My story, "Losing Count," has been shortlisted for the 2022 Commonwealth Short Story Prize. I've been told there were over 6,700 submissions this year; a staggering amount that makes it hard to believe my story made it to the final 25. Next month I'll find out if I win the regional prize, and then the final winner will be announced in June.
I wrote my first draft of "Losing Count" in 2019.* While I was writing it I was thinking of the long gangly pink flowers my mother had guerilla planted on the edges of a narrow street in the village of Anogyra in Cyprus. They barely took up any space, but grew tall and spectacular against the stone house walls.
"What's the English name for those pink flowers you planted in the street?" I texted her from the United States.
"Hollyhocks," she replied. "Is this for a story?"
"Yes," I wrote.
"When can I read it?"
"When it's published."
I've never been good at showing my family my stories before they're out in the world. And besides, this story felt like it stood a good chance of getting published. I was sure she'd get to read it soon.
I started sending "Losing Count" out for publication in the spring of 2020. The rejections came one after the other.
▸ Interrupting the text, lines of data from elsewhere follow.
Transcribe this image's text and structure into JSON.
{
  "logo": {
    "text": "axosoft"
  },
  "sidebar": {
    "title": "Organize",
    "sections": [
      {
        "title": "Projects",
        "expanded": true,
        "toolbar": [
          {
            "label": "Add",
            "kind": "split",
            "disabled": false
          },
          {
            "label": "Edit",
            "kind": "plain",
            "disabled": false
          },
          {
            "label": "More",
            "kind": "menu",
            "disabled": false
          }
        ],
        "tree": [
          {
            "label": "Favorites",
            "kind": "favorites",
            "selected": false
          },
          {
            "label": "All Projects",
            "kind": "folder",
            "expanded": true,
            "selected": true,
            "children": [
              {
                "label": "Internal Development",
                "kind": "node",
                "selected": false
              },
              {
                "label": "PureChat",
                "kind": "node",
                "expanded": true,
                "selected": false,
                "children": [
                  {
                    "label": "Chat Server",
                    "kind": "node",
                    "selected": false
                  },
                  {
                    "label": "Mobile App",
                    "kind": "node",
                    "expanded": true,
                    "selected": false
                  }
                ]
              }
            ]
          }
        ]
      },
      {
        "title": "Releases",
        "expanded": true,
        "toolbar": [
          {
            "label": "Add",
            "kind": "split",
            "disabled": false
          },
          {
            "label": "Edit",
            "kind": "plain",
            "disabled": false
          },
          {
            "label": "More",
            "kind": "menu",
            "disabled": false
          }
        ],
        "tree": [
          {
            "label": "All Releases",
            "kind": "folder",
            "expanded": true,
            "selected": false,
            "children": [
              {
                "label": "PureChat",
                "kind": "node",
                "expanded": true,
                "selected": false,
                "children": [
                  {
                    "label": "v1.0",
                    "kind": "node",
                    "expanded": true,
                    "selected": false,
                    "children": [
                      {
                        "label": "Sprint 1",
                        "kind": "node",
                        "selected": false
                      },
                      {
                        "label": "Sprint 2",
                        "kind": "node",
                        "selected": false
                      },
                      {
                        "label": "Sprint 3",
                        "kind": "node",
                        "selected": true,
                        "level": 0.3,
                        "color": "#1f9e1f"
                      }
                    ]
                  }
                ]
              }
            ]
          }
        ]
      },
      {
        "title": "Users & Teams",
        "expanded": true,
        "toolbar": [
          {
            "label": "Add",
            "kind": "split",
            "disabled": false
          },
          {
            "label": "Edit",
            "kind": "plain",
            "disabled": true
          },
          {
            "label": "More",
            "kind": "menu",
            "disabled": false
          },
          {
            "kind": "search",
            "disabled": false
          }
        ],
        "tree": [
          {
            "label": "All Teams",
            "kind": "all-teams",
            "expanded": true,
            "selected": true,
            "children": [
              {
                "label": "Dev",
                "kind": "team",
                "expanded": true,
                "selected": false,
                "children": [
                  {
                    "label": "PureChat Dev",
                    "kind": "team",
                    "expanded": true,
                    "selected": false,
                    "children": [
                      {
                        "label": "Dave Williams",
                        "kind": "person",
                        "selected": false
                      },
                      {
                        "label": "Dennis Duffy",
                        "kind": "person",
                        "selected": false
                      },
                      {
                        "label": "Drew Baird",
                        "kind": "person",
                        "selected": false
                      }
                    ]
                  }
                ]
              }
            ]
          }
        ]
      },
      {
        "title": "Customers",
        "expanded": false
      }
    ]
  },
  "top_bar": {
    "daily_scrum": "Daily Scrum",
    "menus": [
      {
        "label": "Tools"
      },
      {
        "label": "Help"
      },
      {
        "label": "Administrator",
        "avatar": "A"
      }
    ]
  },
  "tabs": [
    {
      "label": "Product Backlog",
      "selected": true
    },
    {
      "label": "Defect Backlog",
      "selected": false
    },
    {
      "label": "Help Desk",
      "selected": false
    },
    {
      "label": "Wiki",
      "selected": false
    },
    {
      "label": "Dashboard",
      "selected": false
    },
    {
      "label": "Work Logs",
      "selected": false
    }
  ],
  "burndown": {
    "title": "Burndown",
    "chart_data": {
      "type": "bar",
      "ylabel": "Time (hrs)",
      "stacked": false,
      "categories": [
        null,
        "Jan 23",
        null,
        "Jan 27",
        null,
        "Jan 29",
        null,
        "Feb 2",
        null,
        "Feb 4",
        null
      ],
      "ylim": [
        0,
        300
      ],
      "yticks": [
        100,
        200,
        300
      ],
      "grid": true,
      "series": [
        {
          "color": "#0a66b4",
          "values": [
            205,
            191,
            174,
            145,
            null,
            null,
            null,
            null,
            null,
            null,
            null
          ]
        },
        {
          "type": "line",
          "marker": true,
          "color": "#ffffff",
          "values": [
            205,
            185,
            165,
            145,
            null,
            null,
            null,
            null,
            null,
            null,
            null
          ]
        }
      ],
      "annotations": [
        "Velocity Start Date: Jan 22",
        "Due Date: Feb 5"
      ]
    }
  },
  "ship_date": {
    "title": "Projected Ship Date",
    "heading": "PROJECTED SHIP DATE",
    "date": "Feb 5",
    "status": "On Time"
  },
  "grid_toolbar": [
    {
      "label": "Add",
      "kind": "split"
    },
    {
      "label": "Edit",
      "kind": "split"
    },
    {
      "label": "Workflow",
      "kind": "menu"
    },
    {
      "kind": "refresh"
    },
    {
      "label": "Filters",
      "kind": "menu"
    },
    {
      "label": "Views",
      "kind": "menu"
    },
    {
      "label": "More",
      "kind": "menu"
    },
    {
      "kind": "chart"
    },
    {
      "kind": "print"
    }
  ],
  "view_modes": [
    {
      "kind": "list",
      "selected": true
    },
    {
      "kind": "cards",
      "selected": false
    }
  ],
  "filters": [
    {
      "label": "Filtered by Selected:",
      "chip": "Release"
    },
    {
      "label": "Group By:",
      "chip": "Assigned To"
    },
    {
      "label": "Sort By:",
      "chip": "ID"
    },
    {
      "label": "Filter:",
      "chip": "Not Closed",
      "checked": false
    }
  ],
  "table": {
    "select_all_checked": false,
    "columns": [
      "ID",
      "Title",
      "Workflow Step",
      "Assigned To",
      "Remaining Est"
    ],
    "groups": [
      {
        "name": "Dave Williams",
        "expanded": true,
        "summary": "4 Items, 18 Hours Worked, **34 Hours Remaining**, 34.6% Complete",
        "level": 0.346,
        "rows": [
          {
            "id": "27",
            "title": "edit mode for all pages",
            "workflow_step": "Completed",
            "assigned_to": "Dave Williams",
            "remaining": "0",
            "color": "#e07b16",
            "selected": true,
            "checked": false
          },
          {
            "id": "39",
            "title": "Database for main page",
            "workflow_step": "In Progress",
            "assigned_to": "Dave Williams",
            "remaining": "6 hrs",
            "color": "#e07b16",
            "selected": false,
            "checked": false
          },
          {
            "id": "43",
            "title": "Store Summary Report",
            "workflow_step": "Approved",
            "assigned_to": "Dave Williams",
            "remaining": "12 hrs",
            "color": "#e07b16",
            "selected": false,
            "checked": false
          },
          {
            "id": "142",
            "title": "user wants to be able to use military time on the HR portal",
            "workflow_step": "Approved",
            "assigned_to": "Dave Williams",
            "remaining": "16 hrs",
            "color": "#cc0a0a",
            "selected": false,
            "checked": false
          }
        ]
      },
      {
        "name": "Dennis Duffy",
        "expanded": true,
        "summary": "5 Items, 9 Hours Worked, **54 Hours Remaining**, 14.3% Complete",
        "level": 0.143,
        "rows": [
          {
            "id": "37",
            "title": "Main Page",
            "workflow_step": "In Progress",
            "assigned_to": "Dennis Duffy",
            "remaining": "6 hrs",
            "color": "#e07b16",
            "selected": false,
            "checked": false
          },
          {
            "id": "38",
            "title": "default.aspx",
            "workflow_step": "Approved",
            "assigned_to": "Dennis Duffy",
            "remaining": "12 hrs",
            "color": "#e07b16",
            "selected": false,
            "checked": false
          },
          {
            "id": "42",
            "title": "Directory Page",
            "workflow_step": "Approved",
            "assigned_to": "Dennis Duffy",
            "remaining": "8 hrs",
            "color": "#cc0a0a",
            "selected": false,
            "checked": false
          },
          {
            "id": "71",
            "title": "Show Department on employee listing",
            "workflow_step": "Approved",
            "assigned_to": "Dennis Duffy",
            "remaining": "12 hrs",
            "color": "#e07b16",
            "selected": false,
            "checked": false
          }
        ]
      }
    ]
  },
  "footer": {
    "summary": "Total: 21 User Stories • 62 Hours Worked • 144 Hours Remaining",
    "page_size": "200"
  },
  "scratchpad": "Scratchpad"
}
I got over thirty rejections over a span of two years. In those two years I unexpectedly lost my mother: she went quickly, over a weekend, 6000 miles away from me, in the middle of a pandemic, while I was 6 months pregnant.
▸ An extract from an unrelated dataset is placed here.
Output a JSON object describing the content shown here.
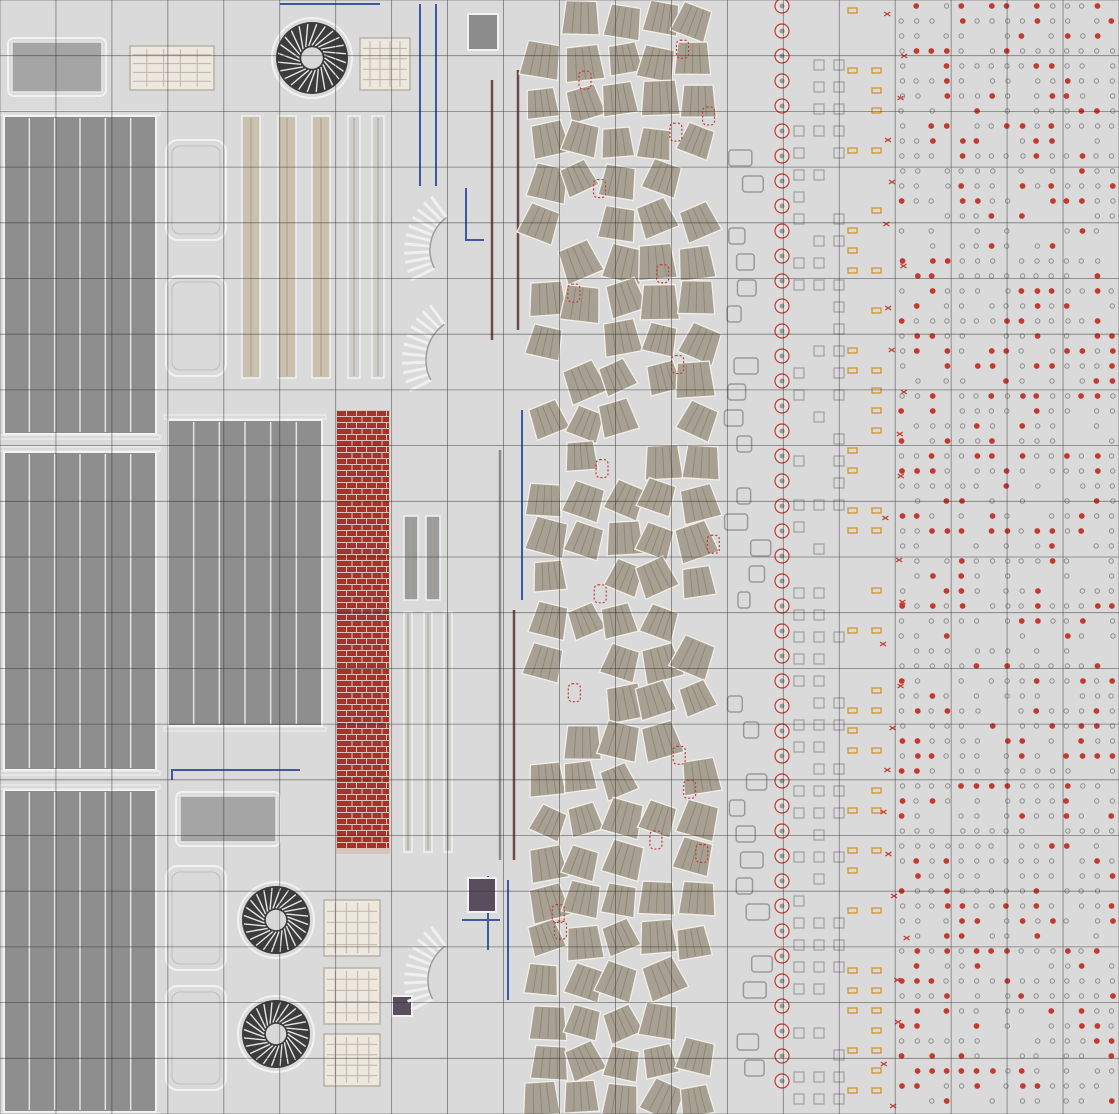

By the end of last summer, I was ready to trunk the story. And then in the fall the Commonwealth Short Story Prize contest opened up. Being overwhelmed with grief, the logistics of grief, pregnancy, and new parenthood, I had barely written anything new and I wasn't sure "Losing Count" stood a chance given how many places had rejected it. I knew I loved the story but maybe it wasn't actually that good. I decided not to self-reject and I sent it in.
Almost a year after my mother died I received an email from the Commonwealth Writers telling me that "Losing Count" had been shortlisted. If it wins the regional prize it will be published in Granta Magazine and even if it doesn't it will be published in Adda Magazine. It will be read by many people. And it will remain unread by a person I loved who I did not expect to lose.
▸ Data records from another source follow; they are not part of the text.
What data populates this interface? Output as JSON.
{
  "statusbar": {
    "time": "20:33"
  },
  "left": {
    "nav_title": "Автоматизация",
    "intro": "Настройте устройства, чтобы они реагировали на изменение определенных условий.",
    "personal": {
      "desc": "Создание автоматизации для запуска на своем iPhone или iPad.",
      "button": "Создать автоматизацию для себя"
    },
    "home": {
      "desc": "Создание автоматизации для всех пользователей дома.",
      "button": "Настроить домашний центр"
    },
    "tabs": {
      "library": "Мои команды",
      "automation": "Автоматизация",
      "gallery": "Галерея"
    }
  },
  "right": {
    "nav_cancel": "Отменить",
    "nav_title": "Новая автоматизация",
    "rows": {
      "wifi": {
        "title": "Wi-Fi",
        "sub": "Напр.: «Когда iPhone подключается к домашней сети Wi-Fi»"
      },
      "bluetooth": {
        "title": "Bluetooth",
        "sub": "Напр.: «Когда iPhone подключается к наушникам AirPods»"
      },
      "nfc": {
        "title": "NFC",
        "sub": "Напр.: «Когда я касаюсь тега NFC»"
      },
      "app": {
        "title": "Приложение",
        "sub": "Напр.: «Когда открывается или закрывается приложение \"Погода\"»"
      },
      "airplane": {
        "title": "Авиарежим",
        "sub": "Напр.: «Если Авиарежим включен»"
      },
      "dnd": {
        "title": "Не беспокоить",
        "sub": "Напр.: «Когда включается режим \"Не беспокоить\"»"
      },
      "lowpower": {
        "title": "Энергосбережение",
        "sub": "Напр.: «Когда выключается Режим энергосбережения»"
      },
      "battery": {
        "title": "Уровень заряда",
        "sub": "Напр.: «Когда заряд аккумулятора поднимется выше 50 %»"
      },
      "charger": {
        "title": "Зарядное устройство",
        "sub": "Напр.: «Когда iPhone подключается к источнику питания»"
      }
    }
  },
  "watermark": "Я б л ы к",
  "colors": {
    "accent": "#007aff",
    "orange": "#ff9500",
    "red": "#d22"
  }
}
A story can sometimes be written and published in as much time as it takes for a pre-pandemic world to become a pandemic-world. In as much time as it takes for hollyhocks to grow from seed, to flower, to self-sow, to generate more hollyhocks. In as much time as it takes to bear a new life and to lose a loved one. I have no moral to give here. All I can say is that writing and stories are strange, that they evolve atemporally, that they can feel anachronistic once begun and once finished, that they hold entire lives behind them that are never seen on the page.
I hope that when "Losing Count" finally gets published, you will read it.
*Many thanks to Hasret Eleby, Vida James, Roxanne Ringer, Emma Törzs, and Izzy Wasserstein for their feedback and enthusiasm on the first draft and not letting me give up on the story.